Le Brûlot péteur, je veux pas dire, mais y’a pas que lui qui fait dans les percussions. Faire dans la dentelle et dans la soie, j’adore. Alors la dentelle de soie, je vous dis pas.

Un rêve. Je suis malade, cloué au lit et me déféque dessus. Je me réveille : l’horreur. Jusqu’à ce que je me rende compte que ça n’est qu’un nouveau rêve dans le premier.
Je me rassure : ça n’était qu’un rêve, me dis-je, heureux de découvrir que ma litière est vierge de toute déjection et propre comme un sou neuf.
Du coup je me rendors, l’âme en paix, les intestins itou.

Erreur fatale !
Quatre heures du mat.
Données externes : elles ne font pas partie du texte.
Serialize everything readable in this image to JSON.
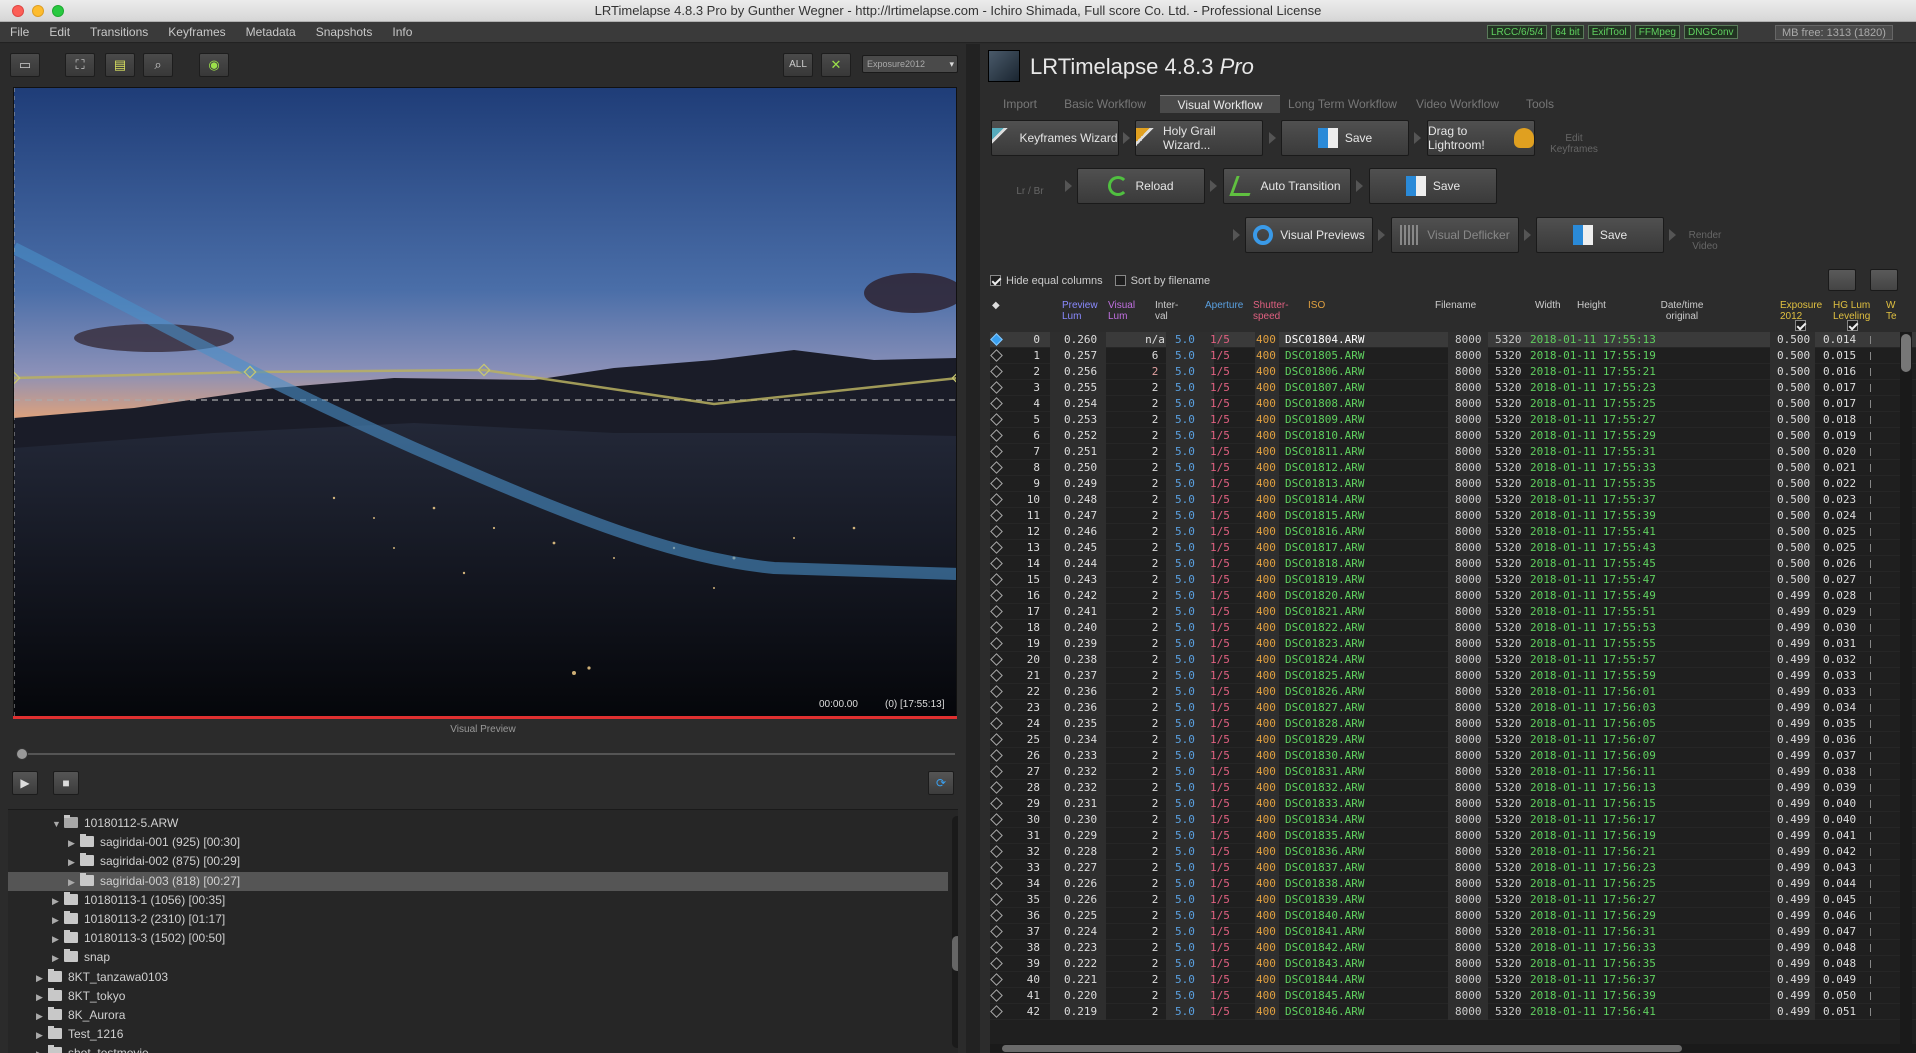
{
  "window": {
    "title": "LRTimelapse 4.8.3 Pro by Gunther Wegner - http://lrtimelapse.com - Ichiro Shimada, Full score Co. Ltd. - Professional License"
  },
  "menu": [
    "File",
    "Edit",
    "Transitions",
    "Keyframes",
    "Metadata",
    "Snapshots",
    "Info"
  ],
  "status_badges": [
    "LRCC/6/5/4",
    "64 bit",
    "ExifTool",
    "FFMpeg",
    "DNGConv"
  ],
  "memory": "MB free: 1313 (1820)",
  "left_toolbar": {
    "all_label": "ALL",
    "dropdown_value": "Exposure2012"
  },
  "preview": {
    "time": "00:00.00",
    "frame_info": "(0) [17:55:13]",
    "label": "Visual Preview",
    "slider_position": 0
  },
  "tree": [
    {
      "label": "10180112-5.ARW",
      "indent": 3,
      "open": true,
      "selected": false
    },
    {
      "label": "sagiridai-001 (925) [00:30]",
      "indent": 4,
      "open": false,
      "selected": false
    },
    {
      "label": "sagiridai-002 (875) [00:29]",
      "indent": 4,
      "open": false,
      "selected": false
    },
    {
      "label": "sagiridai-003 (818) [00:27]",
      "indent": 4,
      "open": false,
      "selected": true
    },
    {
      "label": "10180113-1 (1056) [00:35]",
      "indent": 3,
      "open": false,
      "selected": false
    },
    {
      "label": "10180113-2 (2310) [01:17]",
      "indent": 3,
      "open": false,
      "selected": false
    },
    {
      "label": "10180113-3 (1502) [00:50]",
      "indent": 3,
      "open": false,
      "selected": false
    },
    {
      "label": "snap",
      "indent": 3,
      "open": false,
      "selected": false
    },
    {
      "label": "8KT_tanzawa0103",
      "indent": 2,
      "open": false,
      "selected": false
    },
    {
      "label": "8KT_tokyo",
      "indent": 2,
      "open": false,
      "selected": false
    },
    {
      "label": "8K_Aurora",
      "indent": 2,
      "open": false,
      "selected": false
    },
    {
      "label": "Test_1216",
      "indent": 2,
      "open": false,
      "selected": false
    },
    {
      "label": "shot_testmovie",
      "indent": 2,
      "open": false,
      "selected": false
    }
  ],
  "app": {
    "name": "LRTimelapse 4.8.3",
    "edition": "Pro"
  },
  "workflow_tabs": [
    "Import",
    "Basic Workflow",
    "Visual Workflow",
    "Long Term Workflow",
    "Video Workflow",
    "Tools"
  ],
  "active_tab": "Visual Workflow",
  "workflow": {
    "keyframes_wizard": "Keyframes Wizard",
    "holy_grail_wizard": "Holy Grail Wizard...",
    "save1": "Save",
    "drag_to_lightroom": "Drag to Lightroom!",
    "edit_keyframes": "Edit Keyframes",
    "lr_br": "Lr / Br",
    "reload": "Reload",
    "auto_transition": "Auto Transition",
    "save2": "Save",
    "visual_previews": "Visual Previews",
    "visual_deflicker": "Visual Deflicker",
    "save3": "Save",
    "render_video": "Render Video"
  },
  "options": {
    "hide_equal_columns": "Hide equal columns",
    "hide_equal_checked": true,
    "sort_by_filename": "Sort by filename",
    "sort_checked": false
  },
  "table": {
    "headers": {
      "keyframe": "◆",
      "preview_lum": "Preview Lum",
      "visual_lum": "Visual Lum",
      "interval": "Inter- val",
      "aperture": "Aperture",
      "shutter": "Shutter- speed",
      "iso": "ISO",
      "filename": "Filename",
      "width": "Width",
      "height": "Height",
      "datetime": "Date/time original",
      "exposure": "Exposure 2012",
      "hglum": "HG Lum Leveling",
      "wb": "W Te"
    },
    "colors": {
      "preview_lum": "#8a8aff",
      "visual_lum": "#c070e0",
      "aperture": "#5aa0e0",
      "shutter": "#e06080",
      "iso": "#e0a040",
      "exposure": "#e0c040",
      "datetime_text": "#5fd05f"
    },
    "rows": [
      {
        "n": "0",
        "lum": "0.260",
        "int": "n/a",
        "ap": "5.0",
        "sh": "1/5",
        "iso": "400",
        "file": "DSC01804.ARW",
        "w": "8000",
        "h": "5320",
        "dt": "2018-01-11 17:55:13",
        "exp": "0.500",
        "hg": "0.014",
        "kf": true
      },
      {
        "n": "1",
        "lum": "0.257",
        "int": "6",
        "ap": "5.0",
        "sh": "1/5",
        "iso": "400",
        "file": "DSC01805.ARW",
        "w": "8000",
        "h": "5320",
        "dt": "2018-01-11 17:55:19",
        "exp": "0.500",
        "hg": "0.015",
        "kf": false
      },
      {
        "n": "2",
        "lum": "0.256",
        "int": "2",
        "ap": "5.0",
        "sh": "1/5",
        "iso": "400",
        "file": "DSC01806.ARW",
        "w": "8000",
        "h": "5320",
        "dt": "2018-01-11 17:55:21",
        "exp": "0.500",
        "hg": "0.016",
        "kf": false
      },
      {
        "n": "3",
        "lum": "0.255",
        "int": "2",
        "ap": "5.0",
        "sh": "1/5",
        "iso": "400",
        "file": "DSC01807.ARW",
        "w": "8000",
        "h": "5320",
        "dt": "2018-01-11 17:55:23",
        "exp": "0.500",
        "hg": "0.017",
        "kf": false
      },
      {
        "n": "4",
        "lum": "0.254",
        "int": "2",
        "ap": "5.0",
        "sh": "1/5",
        "iso": "400",
        "file": "DSC01808.ARW",
        "w": "8000",
        "h": "5320",
        "dt": "2018-01-11 17:55:25",
        "exp": "0.500",
        "hg": "0.017",
        "kf": false
      },
      {
        "n": "5",
        "lum": "0.253",
        "int": "2",
        "ap": "5.0",
        "sh": "1/5",
        "iso": "400",
        "file": "DSC01809.ARW",
        "w": "8000",
        "h": "5320",
        "dt": "2018-01-11 17:55:27",
        "exp": "0.500",
        "hg": "0.018",
        "kf": false
      },
      {
        "n": "6",
        "lum": "0.252",
        "int": "2",
        "ap": "5.0",
        "sh": "1/5",
        "iso": "400",
        "file": "DSC01810.ARW",
        "w": "8000",
        "h": "5320",
        "dt": "2018-01-11 17:55:29",
        "exp": "0.500",
        "hg": "0.019",
        "kf": false
      },
      {
        "n": "7",
        "lum": "0.251",
        "int": "2",
        "ap": "5.0",
        "sh": "1/5",
        "iso": "400",
        "file": "DSC01811.ARW",
        "w": "8000",
        "h": "5320",
        "dt": "2018-01-11 17:55:31",
        "exp": "0.500",
        "hg": "0.020",
        "kf": false
      },
      {
        "n": "8",
        "lum": "0.250",
        "int": "2",
        "ap": "5.0",
        "sh": "1/5",
        "iso": "400",
        "file": "DSC01812.ARW",
        "w": "8000",
        "h": "5320",
        "dt": "2018-01-11 17:55:33",
        "exp": "0.500",
        "hg": "0.021",
        "kf": false
      },
      {
        "n": "9",
        "lum": "0.249",
        "int": "2",
        "ap": "5.0",
        "sh": "1/5",
        "iso": "400",
        "file": "DSC01813.ARW",
        "w": "8000",
        "h": "5320",
        "dt": "2018-01-11 17:55:35",
        "exp": "0.500",
        "hg": "0.022",
        "kf": false
      },
      {
        "n": "10",
        "lum": "0.248",
        "int": "2",
        "ap": "5.0",
        "sh": "1/5",
        "iso": "400",
        "file": "DSC01814.ARW",
        "w": "8000",
        "h": "5320",
        "dt": "2018-01-11 17:55:37",
        "exp": "0.500",
        "hg": "0.023",
        "kf": false
      },
      {
        "n": "11",
        "lum": "0.247",
        "int": "2",
        "ap": "5.0",
        "sh": "1/5",
        "iso": "400",
        "file": "DSC01815.ARW",
        "w": "8000",
        "h": "5320",
        "dt": "2018-01-11 17:55:39",
        "exp": "0.500",
        "hg": "0.024",
        "kf": false
      },
      {
        "n": "12",
        "lum": "0.246",
        "int": "2",
        "ap": "5.0",
        "sh": "1/5",
        "iso": "400",
        "file": "DSC01816.ARW",
        "w": "8000",
        "h": "5320",
        "dt": "2018-01-11 17:55:41",
        "exp": "0.500",
        "hg": "0.025",
        "kf": false
      },
      {
        "n": "13",
        "lum": "0.245",
        "int": "2",
        "ap": "5.0",
        "sh": "1/5",
        "iso": "400",
        "file": "DSC01817.ARW",
        "w": "8000",
        "h": "5320",
        "dt": "2018-01-11 17:55:43",
        "exp": "0.500",
        "hg": "0.025",
        "kf": false
      },
      {
        "n": "14",
        "lum": "0.244",
        "int": "2",
        "ap": "5.0",
        "sh": "1/5",
        "iso": "400",
        "file": "DSC01818.ARW",
        "w": "8000",
        "h": "5320",
        "dt": "2018-01-11 17:55:45",
        "exp": "0.500",
        "hg": "0.026",
        "kf": false
      },
      {
        "n": "15",
        "lum": "0.243",
        "int": "2",
        "ap": "5.0",
        "sh": "1/5",
        "iso": "400",
        "file": "DSC01819.ARW",
        "w": "8000",
        "h": "5320",
        "dt": "2018-01-11 17:55:47",
        "exp": "0.500",
        "hg": "0.027",
        "kf": false
      },
      {
        "n": "16",
        "lum": "0.242",
        "int": "2",
        "ap": "5.0",
        "sh": "1/5",
        "iso": "400",
        "file": "DSC01820.ARW",
        "w": "8000",
        "h": "5320",
        "dt": "2018-01-11 17:55:49",
        "exp": "0.499",
        "hg": "0.028",
        "kf": false
      },
      {
        "n": "17",
        "lum": "0.241",
        "int": "2",
        "ap": "5.0",
        "sh": "1/5",
        "iso": "400",
        "file": "DSC01821.ARW",
        "w": "8000",
        "h": "5320",
        "dt": "2018-01-11 17:55:51",
        "exp": "0.499",
        "hg": "0.029",
        "kf": false
      },
      {
        "n": "18",
        "lum": "0.240",
        "int": "2",
        "ap": "5.0",
        "sh": "1/5",
        "iso": "400",
        "file": "DSC01822.ARW",
        "w": "8000",
        "h": "5320",
        "dt": "2018-01-11 17:55:53",
        "exp": "0.499",
        "hg": "0.030",
        "kf": false
      },
      {
        "n": "19",
        "lum": "0.239",
        "int": "2",
        "ap": "5.0",
        "sh": "1/5",
        "iso": "400",
        "file": "DSC01823.ARW",
        "w": "8000",
        "h": "5320",
        "dt": "2018-01-11 17:55:55",
        "exp": "0.499",
        "hg": "0.031",
        "kf": false
      },
      {
        "n": "20",
        "lum": "0.238",
        "int": "2",
        "ap": "5.0",
        "sh": "1/5",
        "iso": "400",
        "file": "DSC01824.ARW",
        "w": "8000",
        "h": "5320",
        "dt": "2018-01-11 17:55:57",
        "exp": "0.499",
        "hg": "0.032",
        "kf": false
      },
      {
        "n": "21",
        "lum": "0.237",
        "int": "2",
        "ap": "5.0",
        "sh": "1/5",
        "iso": "400",
        "file": "DSC01825.ARW",
        "w": "8000",
        "h": "5320",
        "dt": "2018-01-11 17:55:59",
        "exp": "0.499",
        "hg": "0.033",
        "kf": false
      },
      {
        "n": "22",
        "lum": "0.236",
        "int": "2",
        "ap": "5.0",
        "sh": "1/5",
        "iso": "400",
        "file": "DSC01826.ARW",
        "w": "8000",
        "h": "5320",
        "dt": "2018-01-11 17:56:01",
        "exp": "0.499",
        "hg": "0.033",
        "kf": false
      },
      {
        "n": "23",
        "lum": "0.236",
        "int": "2",
        "ap": "5.0",
        "sh": "1/5",
        "iso": "400",
        "file": "DSC01827.ARW",
        "w": "8000",
        "h": "5320",
        "dt": "2018-01-11 17:56:03",
        "exp": "0.499",
        "hg": "0.034",
        "kf": false
      },
      {
        "n": "24",
        "lum": "0.235",
        "int": "2",
        "ap": "5.0",
        "sh": "1/5",
        "iso": "400",
        "file": "DSC01828.ARW",
        "w": "8000",
        "h": "5320",
        "dt": "2018-01-11 17:56:05",
        "exp": "0.499",
        "hg": "0.035",
        "kf": false
      },
      {
        "n": "25",
        "lum": "0.234",
        "int": "2",
        "ap": "5.0",
        "sh": "1/5",
        "iso": "400",
        "file": "DSC01829.ARW",
        "w": "8000",
        "h": "5320",
        "dt": "2018-01-11 17:56:07",
        "exp": "0.499",
        "hg": "0.036",
        "kf": false
      },
      {
        "n": "26",
        "lum": "0.233",
        "int": "2",
        "ap": "5.0",
        "sh": "1/5",
        "iso": "400",
        "file": "DSC01830.ARW",
        "w": "8000",
        "h": "5320",
        "dt": "2018-01-11 17:56:09",
        "exp": "0.499",
        "hg": "0.037",
        "kf": false
      },
      {
        "n": "27",
        "lum": "0.232",
        "int": "2",
        "ap": "5.0",
        "sh": "1/5",
        "iso": "400",
        "file": "DSC01831.ARW",
        "w": "8000",
        "h": "5320",
        "dt": "2018-01-11 17:56:11",
        "exp": "0.499",
        "hg": "0.038",
        "kf": false
      },
      {
        "n": "28",
        "lum": "0.232",
        "int": "2",
        "ap": "5.0",
        "sh": "1/5",
        "iso": "400",
        "file": "DSC01832.ARW",
        "w": "8000",
        "h": "5320",
        "dt": "2018-01-11 17:56:13",
        "exp": "0.499",
        "hg": "0.039",
        "kf": false
      },
      {
        "n": "29",
        "lum": "0.231",
        "int": "2",
        "ap": "5.0",
        "sh": "1/5",
        "iso": "400",
        "file": "DSC01833.ARW",
        "w": "8000",
        "h": "5320",
        "dt": "2018-01-11 17:56:15",
        "exp": "0.499",
        "hg": "0.040",
        "kf": false
      },
      {
        "n": "30",
        "lum": "0.230",
        "int": "2",
        "ap": "5.0",
        "sh": "1/5",
        "iso": "400",
        "file": "DSC01834.ARW",
        "w": "8000",
        "h": "5320",
        "dt": "2018-01-11 17:56:17",
        "exp": "0.499",
        "hg": "0.040",
        "kf": false
      },
      {
        "n": "31",
        "lum": "0.229",
        "int": "2",
        "ap": "5.0",
        "sh": "1/5",
        "iso": "400",
        "file": "DSC01835.ARW",
        "w": "8000",
        "h": "5320",
        "dt": "2018-01-11 17:56:19",
        "exp": "0.499",
        "hg": "0.041",
        "kf": false
      },
      {
        "n": "32",
        "lum": "0.228",
        "int": "2",
        "ap": "5.0",
        "sh": "1/5",
        "iso": "400",
        "file": "DSC01836.ARW",
        "w": "8000",
        "h": "5320",
        "dt": "2018-01-11 17:56:21",
        "exp": "0.499",
        "hg": "0.042",
        "kf": false
      },
      {
        "n": "33",
        "lum": "0.227",
        "int": "2",
        "ap": "5.0",
        "sh": "1/5",
        "iso": "400",
        "file": "DSC01837.ARW",
        "w": "8000",
        "h": "5320",
        "dt": "2018-01-11 17:56:23",
        "exp": "0.499",
        "hg": "0.043",
        "kf": false
      },
      {
        "n": "34",
        "lum": "0.226",
        "int": "2",
        "ap": "5.0",
        "sh": "1/5",
        "iso": "400",
        "file": "DSC01838.ARW",
        "w": "8000",
        "h": "5320",
        "dt": "2018-01-11 17:56:25",
        "exp": "0.499",
        "hg": "0.044",
        "kf": false
      },
      {
        "n": "35",
        "lum": "0.226",
        "int": "2",
        "ap": "5.0",
        "sh": "1/5",
        "iso": "400",
        "file": "DSC01839.ARW",
        "w": "8000",
        "h": "5320",
        "dt": "2018-01-11 17:56:27",
        "exp": "0.499",
        "hg": "0.045",
        "kf": false
      },
      {
        "n": "36",
        "lum": "0.225",
        "int": "2",
        "ap": "5.0",
        "sh": "1/5",
        "iso": "400",
        "file": "DSC01840.ARW",
        "w": "8000",
        "h": "5320",
        "dt": "2018-01-11 17:56:29",
        "exp": "0.499",
        "hg": "0.046",
        "kf": false
      },
      {
        "n": "37",
        "lum": "0.224",
        "int": "2",
        "ap": "5.0",
        "sh": "1/5",
        "iso": "400",
        "file": "DSC01841.ARW",
        "w": "8000",
        "h": "5320",
        "dt": "2018-01-11 17:56:31",
        "exp": "0.499",
        "hg": "0.047",
        "kf": false
      },
      {
        "n": "38",
        "lum": "0.223",
        "int": "2",
        "ap": "5.0",
        "sh": "1/5",
        "iso": "400",
        "file": "DSC01842.ARW",
        "w": "8000",
        "h": "5320",
        "dt": "2018-01-11 17:56:33",
        "exp": "0.499",
        "hg": "0.048",
        "kf": false
      },
      {
        "n": "39",
        "lum": "0.222",
        "int": "2",
        "ap": "5.0",
        "sh": "1/5",
        "iso": "400",
        "file": "DSC01843.ARW",
        "w": "8000",
        "h": "5320",
        "dt": "2018-01-11 17:56:35",
        "exp": "0.499",
        "hg": "0.048",
        "kf": false
      },
      {
        "n": "40",
        "lum": "0.221",
        "int": "2",
        "ap": "5.0",
        "sh": "1/5",
        "iso": "400",
        "file": "DSC01844.ARW",
        "w": "8000",
        "h": "5320",
        "dt": "2018-01-11 17:56:37",
        "exp": "0.499",
        "hg": "0.049",
        "kf": false
      },
      {
        "n": "41",
        "lum": "0.220",
        "int": "2",
        "ap": "5.0",
        "sh": "1/5",
        "iso": "400",
        "file": "DSC01845.ARW",
        "w": "8000",
        "h": "5320",
        "dt": "2018-01-11 17:56:39",
        "exp": "0.499",
        "hg": "0.050",
        "kf": false
      },
      {
        "n": "42",
        "lum": "0.219",
        "int": "2",
        "ap": "5.0",
        "sh": "1/5",
        "iso": "400",
        "file": "DSC01846.ARW",
        "w": "8000",
        "h": "5320",
        "dt": "2018-01-11 17:56:41",
        "exp": "0.499",
        "hg": "0.051",
        "kf": false
      }
    ]
  }
}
Une odeur pestilentielle me réveille : je me suis proprement chié dessus. Proprement étant un euphémisme, on le comprendra. Je nage dans mes excréments, il y en a partout, jusqu’au plafond. Étrange, me dis-je, ne comprenant pas comment cela est possible. Je ne suis pas ce qu’on peut appeler un anorexique, mais de là à ingurgiter plus de 5,48 m3de nourriture, ce qui correspond au volume disponible une fois défalqués mobilier, bouquins, poupée gonflable (dégonflée et roulée dans son emballage, son volume est de 1,2 litres) et moi-même… il y a des limites que ma raison refuse de franchir. Puce à l’oreille, je décide qu’il ne peut s’agir que d’un troisième rêve, imbriqué dans les deux précédents. Je me recouche, sans oublier, au cas où, de glisser quelques serviettes éponge sur mon drap du desous. Sans pouvoir retrouver le sommeil, du moins le crois-je, jusqu’à ce que je me rende compte qu’il ne s’agit là que d’un quatrième rêve, imbriqué lui aussi dans les précédents.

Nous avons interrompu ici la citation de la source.